È il 2016 quando a Jonathan, 31 anni, viene la febbre. Una febbriciattola leggera, spossante, che non se ne va per settimane. Il termometro non supera mai i 37,5, che dai, non è davvero febbre, - sì, ma io sto male, non riesco a fare niente. E allora comincia a fare esami, visite, controlli, uno dopo l'altro, per capire di cosa si tratta.
È il 2016 quando a Jonathan, 31 anni, viene diagnosticato il virus dell'HIV, il fantasma che per tutti i nati o cresciuti negli anni '80 ha dei significati ben precisi, radicati nel nostro immaginario più profondo: corpi devastati, scavati dalla malattia, uno stigma sociale impossibile da cancellare – sì ma com'è che te lo sei preso? Forse hai esagerato.

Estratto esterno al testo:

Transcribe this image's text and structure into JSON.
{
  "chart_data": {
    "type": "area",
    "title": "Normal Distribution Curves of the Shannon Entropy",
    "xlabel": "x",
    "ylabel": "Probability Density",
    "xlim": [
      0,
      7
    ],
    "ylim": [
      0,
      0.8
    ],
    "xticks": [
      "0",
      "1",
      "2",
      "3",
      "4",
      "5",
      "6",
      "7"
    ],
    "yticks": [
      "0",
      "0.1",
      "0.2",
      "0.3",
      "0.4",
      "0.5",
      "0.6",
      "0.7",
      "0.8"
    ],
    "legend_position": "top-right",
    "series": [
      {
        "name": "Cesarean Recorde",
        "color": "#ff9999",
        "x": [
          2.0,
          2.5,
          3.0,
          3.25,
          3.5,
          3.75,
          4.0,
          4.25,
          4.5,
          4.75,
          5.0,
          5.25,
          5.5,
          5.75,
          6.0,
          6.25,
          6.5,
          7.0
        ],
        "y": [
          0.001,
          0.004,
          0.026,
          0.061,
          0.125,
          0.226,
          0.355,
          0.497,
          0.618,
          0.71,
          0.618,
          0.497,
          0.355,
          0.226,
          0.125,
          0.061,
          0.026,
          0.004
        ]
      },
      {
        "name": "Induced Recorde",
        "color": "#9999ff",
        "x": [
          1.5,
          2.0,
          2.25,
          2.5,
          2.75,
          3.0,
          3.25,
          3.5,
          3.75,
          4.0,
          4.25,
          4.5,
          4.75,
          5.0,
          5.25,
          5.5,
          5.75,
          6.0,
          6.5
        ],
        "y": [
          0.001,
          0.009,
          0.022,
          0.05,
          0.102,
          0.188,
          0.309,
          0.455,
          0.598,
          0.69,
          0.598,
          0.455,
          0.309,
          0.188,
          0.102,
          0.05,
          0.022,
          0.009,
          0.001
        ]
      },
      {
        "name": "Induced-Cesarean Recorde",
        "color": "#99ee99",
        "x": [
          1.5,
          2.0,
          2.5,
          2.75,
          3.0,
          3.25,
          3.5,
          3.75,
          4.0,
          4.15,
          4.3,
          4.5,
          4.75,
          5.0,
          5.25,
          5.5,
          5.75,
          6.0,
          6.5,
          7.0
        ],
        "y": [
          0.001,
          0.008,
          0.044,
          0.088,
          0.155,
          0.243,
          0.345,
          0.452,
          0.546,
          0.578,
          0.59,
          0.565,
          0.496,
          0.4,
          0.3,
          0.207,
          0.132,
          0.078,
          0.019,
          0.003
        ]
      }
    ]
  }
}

È il 2016 quando Jonathan spariglia le carte e, dopo la diagnosi, decide di proteggersi dal panico della malattia con l'unico strumento di liberazione davvero efficace: la parola, la parola urlata, scomposta, gridata ai quattro venti affinché tutti possano sentirla. Sono sieropositivo, ma è il 2016 e non morirò. La mia malattia crea molti più problemi a voi che ne avete paura che a me che ne sono portatore.
Febbre non è solo un romanzo, è un'opera di ricostruzione genealogica dell'io narrante, che si cerca, e si ritrova, nelle parole che si fanno carne. L'infanzia nelle case popolari di Rozzano, figlio di genitori ragazzini alla disperata ricerca delle proprie strade, l'omosessualità, gli amori, i gatti, il desiderio (o meglio, la necessità) di spiccare, di farsi notare, di brillare, di essere migliore di tutti, e, sempre, il rapporto con gli altri. Le voci, gli sguardi, i rimproveri, i chiacchiericci che vengono interiorizzati a tal punto da non distinguersi più dalla voce di chi racconta, anch'esse un virus, un'infezione, e che si riflettono nello stile e nella scrittura - perché in fondo se è vero che l'inferno sono gli altri è anche vero che quell'inferno ce lo portiamo sempre appresso.